Now, the EU is taking no-catch, aka Marine Protected Areas very seriously in response to a growing scientific consensus about the perilous state of the world's oceans, as Andrew Purvis reports in The Guardian:

A third of the world's oceans must be closed to fishing if depleted stocks are to recover, scientists and conservation groups have warned. Such a measure could "set the clock back 200 years" and reverse the decline in fish populations, after which responsible fisheries management could regenerate the industry.

Callum Roberts, Professor of Marine Conservation at the University of York, has reviewed 100 scientific papers identifying the scale of closure needed. "All are leaning in a similar direction," he says, "which is that 20 to 40% of the sea should be protected." Friends of the Earth, the Marine Conservation Society and the Royal Society for the Protection of Birds all support the idea of a 30% closure. "What we would see is a flourishing of life," Roberts says. "In 20 years, we could get to a point where a lot of species are in a far more productive state." ...

The article goes on to describe the poor shape of EU fisheries, and successes from declaring certain areas off-limits to all fishing in Iceland, Canada and the US.

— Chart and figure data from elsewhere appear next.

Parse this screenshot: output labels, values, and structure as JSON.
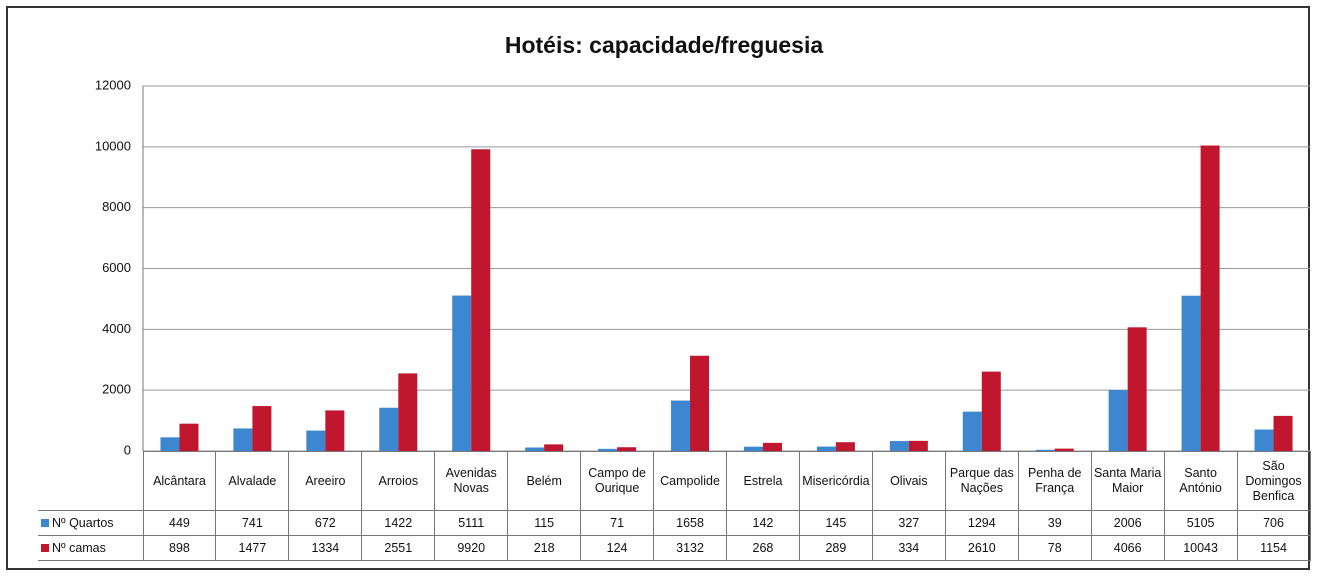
{
  "chart_data": {
    "type": "bar",
    "title": "Hotéis: capacidade/freguesia",
    "categories": [
      "Alcântara",
      "Alvalade",
      "Areeiro",
      "Arroios",
      "Avenidas Novas",
      "Belém",
      "Campo de Ourique",
      "Campolide",
      "Estrela",
      "Misericórdia",
      "Olivais",
      "Parque das Nações",
      "Penha de França",
      "Santa Maria Maior",
      "Santo António",
      "São Domingos Benfica"
    ],
    "series": [
      {
        "name": "Nº Quartos",
        "color": "#3d87d0",
        "values": [
          449,
          741,
          672,
          1422,
          5111,
          115,
          71,
          1658,
          142,
          145,
          327,
          1294,
          39,
          2006,
          5105,
          706
        ]
      },
      {
        "name": "Nº camas",
        "color": "#c0162e",
        "values": [
          898,
          1477,
          1334,
          2551,
          9920,
          218,
          124,
          3132,
          268,
          289,
          334,
          2610,
          78,
          4066,
          10043,
          1154
        ]
      }
    ],
    "ylim": [
      0,
      12000
    ],
    "yticks": [
      0,
      2000,
      4000,
      6000,
      8000,
      10000,
      12000
    ],
    "grid": true
  }
}
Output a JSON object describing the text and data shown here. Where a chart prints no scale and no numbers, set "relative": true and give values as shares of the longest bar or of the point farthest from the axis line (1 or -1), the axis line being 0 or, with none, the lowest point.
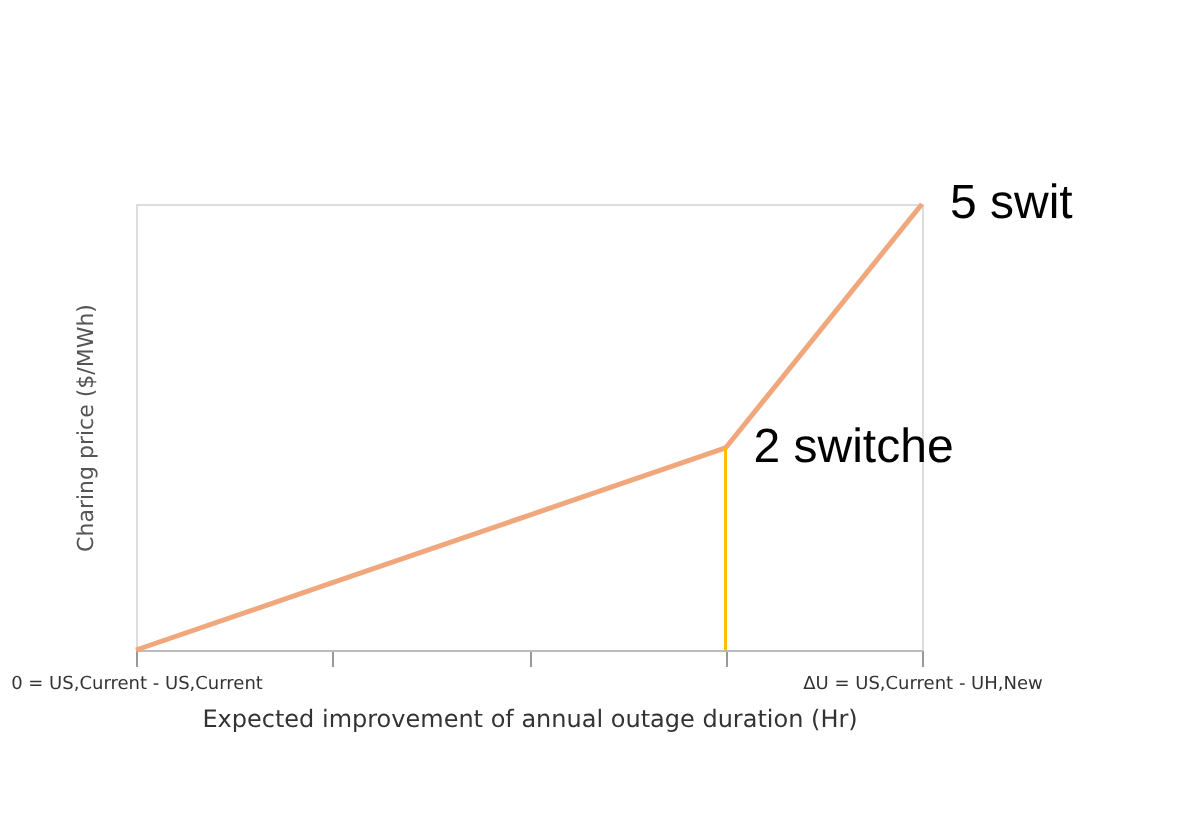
{
  "chart_data": {
    "type": "line",
    "relative": true,
    "xlabel": "Expected improvement of annual outage duration (Hr)",
    "ylabel": "Charing price ($/MWh)",
    "categories": [
      "0 = US,Current - US,Current",
      null,
      null,
      null,
      "ΔU = US,Current - UH,New"
    ],
    "series": [
      {
        "color": "#f0a77c",
        "values": [
          0,
          0.151,
          0.302,
          0.453,
          1
        ]
      }
    ],
    "tick_labels": "x",
    "grid": false,
    "marker": "none",
    "line_style": "solid",
    "annotations": [
      "5 swit",
      "2 switche"
    ]
  }
}
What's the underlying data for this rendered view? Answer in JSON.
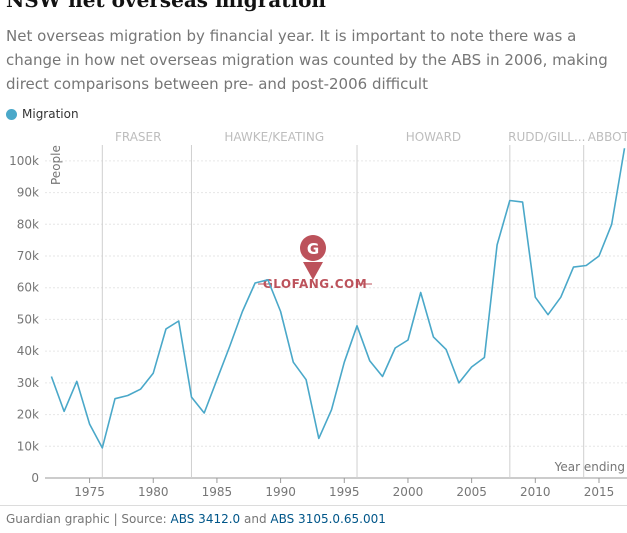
{
  "header": {
    "title": "NSW net overseas migration",
    "subtitle": "Net overseas migration by financial year. It is important to note there was a change in how net overseas migration was counted by the ABS in 2006, making direct comparisons between pre- and post-2006 difficult"
  },
  "legend": {
    "label": "Migration"
  },
  "watermark": {
    "text": "GLOFANG.COM",
    "color": "#b5404a"
  },
  "footer": {
    "prefix": "Guardian graphic | Source: ",
    "link1": "ABS 3412.0",
    "middle": " and ",
    "link2": "ABS 3105.0.65.001"
  },
  "chart_data": {
    "type": "line",
    "ylabel": "People",
    "xlabel": "Year ending",
    "color": "#4aa8c9",
    "xlim": [
      1971.5,
      2017.2
    ],
    "ylim": [
      0,
      105000
    ],
    "yticks": [
      0,
      10000,
      20000,
      30000,
      40000,
      50000,
      60000,
      70000,
      80000,
      90000,
      100000
    ],
    "ytick_labels": [
      "0",
      "10k",
      "20k",
      "30k",
      "40k",
      "50k",
      "60k",
      "70k",
      "80k",
      "90k",
      "100k"
    ],
    "xticks": [
      1975,
      1980,
      1985,
      1990,
      1995,
      2000,
      2005,
      2010,
      2015
    ],
    "xtick_labels": [
      "1975",
      "1980",
      "1985",
      "1990",
      "1995",
      "2000",
      "2005",
      "2010",
      "2015"
    ],
    "eras": [
      {
        "label": "FRASER",
        "start": 1976
      },
      {
        "label": "HAWKE/KEATING",
        "start": 1983
      },
      {
        "label": "HOWARD",
        "start": 1996
      },
      {
        "label": "RUDD/GILL...",
        "start": 2008
      },
      {
        "label": "ABBOT",
        "start": 2013.8
      }
    ],
    "series": [
      {
        "name": "Migration",
        "x": [
          1972,
          1973,
          1974,
          1975,
          1976,
          1977,
          1978,
          1979,
          1980,
          1981,
          1982,
          1983,
          1984,
          1985,
          1986,
          1987,
          1988,
          1989,
          1990,
          1991,
          1992,
          1993,
          1994,
          1995,
          1996,
          1997,
          1998,
          1999,
          2000,
          2001,
          2002,
          2003,
          2004,
          2005,
          2006,
          2007,
          2008,
          2009,
          2010,
          2011,
          2012,
          2013,
          2014,
          2015,
          2016,
          2017
        ],
        "values": [
          32000,
          21000,
          30500,
          17000,
          9500,
          25000,
          26000,
          28000,
          33000,
          47000,
          49500,
          25500,
          20500,
          31000,
          41500,
          52500,
          61500,
          62500,
          52500,
          36500,
          31000,
          12500,
          21500,
          36500,
          48000,
          37000,
          32000,
          41000,
          43500,
          58500,
          44500,
          40500,
          30000,
          35000,
          38000,
          73500,
          87500,
          87000,
          57000,
          51500,
          57000,
          66500,
          67000,
          70000,
          80000,
          104000
        ]
      }
    ]
  }
}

I'd point out though, without a global agreement, without import controls that mandate appropriate compliance of fishing fleets operating in the waters of countries with weak regulatory regimes, the problem could just be shifted southwards. Wealthier countries have a good opportunity here to provide backbone to international regulatory regimes as the fishing industry competes for access to their markets.

Will they rise to the challenge or once again punt responsibility for the impact of their appetites?